O LIVRO DA «RAPARIGA QUE TEMIA A IMPOSTURA DA LÍNGUA»...
… apresentado pela poeta que «vive por causa do amor»
Ontem foi dia de falar de Um Beijo Dado Mais Tarde, na nova edição da Assírio & Alvim. A poeta Marta Chaves falou-nos do livro, o actor Diogo Dória leu, no final, algumas passagens, e João Barrento abriu assim a tarde:
E a Marta falou de Um Beijo dado Mais Tarde como quem o traz consigo há muito tempo, exactamente desde que ele apareceu, em 1991. Transcrevemos algumas das passagens do seu texto de apresentação:
FULGOR E
MISTÉRIO
«Um eu é pouco para o que
está em causa»
[…] Quando fui buscar
o exemplar da reedição deste livro (a seguir referido como BDMT),
propositadamente não o retirei do envelope que o continha. Passaram-se mais de
três horas até que o abrisse. Quis prolongar esta cena, adiando por isso a
visão do objecto. Abri o envelope e li o nome: Maria Gabriela Llansol. Pensei
que o nome das pessoas, lido depois de já terem morrido, ganha uma dimensão
particular de presença. Parece ele próprio uma oferenda. Assim me aconteceu com
esta edição que hoje temos aqui, especialmente enriquecida com as fotografias
de Duarte Belo. Na capa o verde, tal como o do vale, era verde. Fiquei feliz.
Não poderei falar deste livro enquanto unidade, não me
é possível lê-lo isoladamente dos livros de Maria Gabriela Llansol que li antes
e depois.
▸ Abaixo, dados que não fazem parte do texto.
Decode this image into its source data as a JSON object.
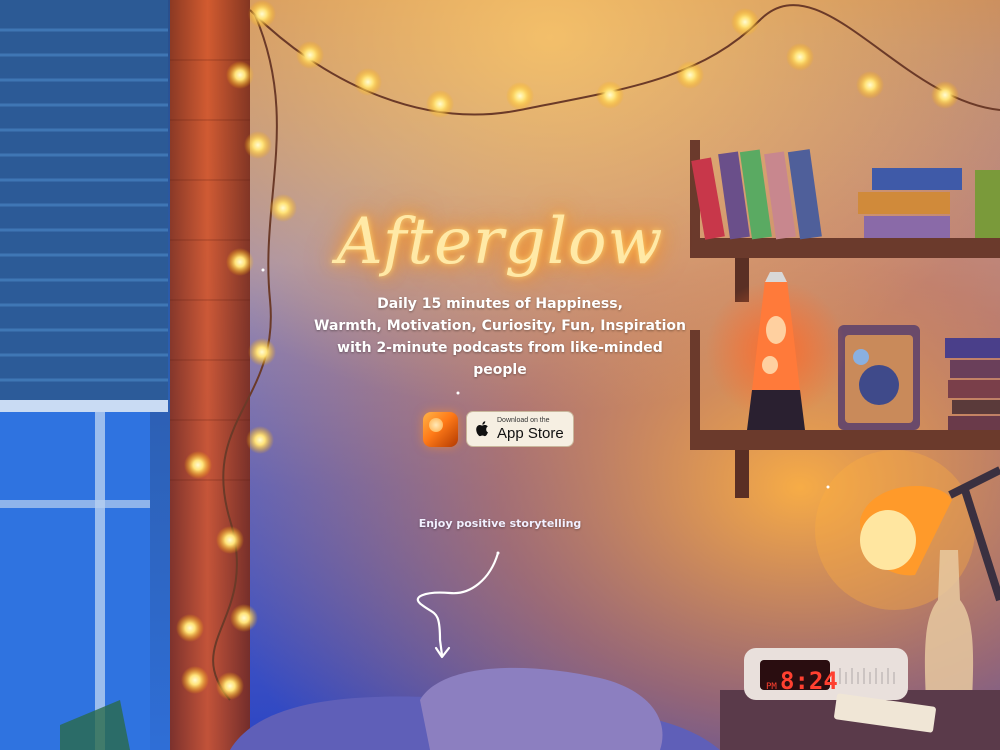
{
  "hero": {
    "title": "Afterglow",
    "tagline_lines": [
      "Daily 15 minutes of Happiness,",
      "Warmth, Motivation, Curiosity, Fun, Inspiration",
      "with 2-minute podcasts from like-minded",
      "people"
    ]
  },
  "store": {
    "app_icon": "afterglow-app-icon",
    "badge_small": "Download on the",
    "badge_big": "App Store",
    "badge_icon": "apple-icon"
  },
  "cta": {
    "enjoy": "Enjoy positive storytelling",
    "arrow_icon": "curly-arrow-down-icon"
  },
  "scene": {
    "clock_time": "8:24",
    "clock_label": "PM"
  },
  "colors": {
    "glow": "#ffd470",
    "wall_top": "#d5a06a",
    "wall_mid": "#9a86b9",
    "wall_bottom": "#344fcf",
    "lamp_orange": "#ff8a24"
  }
}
Este livro absorve e é absorvido pelos outros. Se tentasse falar
sobre ele per se, correria o risco de
colocá-lo em lugares onde não pertence. Evitarei descer por esse escorrega
perigoso. […]
Estou aqui para dar um testemunho. […]
[…] Desde o
início destas minhas leituras, aceitei com uma familiaridade confortável o
convívio que me ofereciam. Nos livros de Llansol ficamos no contacto com as cenas
fulgor (expressão apaixonante e
apaixonada criada por Llansol, que concentra uma morada de vibração e
alegria, onde o real iluminado se manifesta), ficamos numa imersão
que não carece de água e por isso não traz o risco de afogamento, mas antes de uma
limpeza a seco, pureza, ascendência e transformação, sem que haja fim ou
finalidade. Esta é a possibilidade: viver o vivo sem sentir aprisionamento nem
medo. Trata-se pois de uma despossessão libertadora.
Na
generosidade de Llansol não há extravagância, não há teatro, há rendição. Rendermo-nos
é ligarmo-nos, e a sua obra oferece-nos a vivência de encontros únicos nos
espaços e tempos que atravessam. Há o prazer da desordem vivido numa acepção de
liberdade e libertação. É uma dádiva sentir-me amada por ler um livro,
sobretudo quando me encontro num desassossego íntimo, como íntimo foi o meu
modo de relacionar-me com ela através da sua escrita. O desassossego que
conduzia Llansol às viagens, a mim conduz-me aos seus livros.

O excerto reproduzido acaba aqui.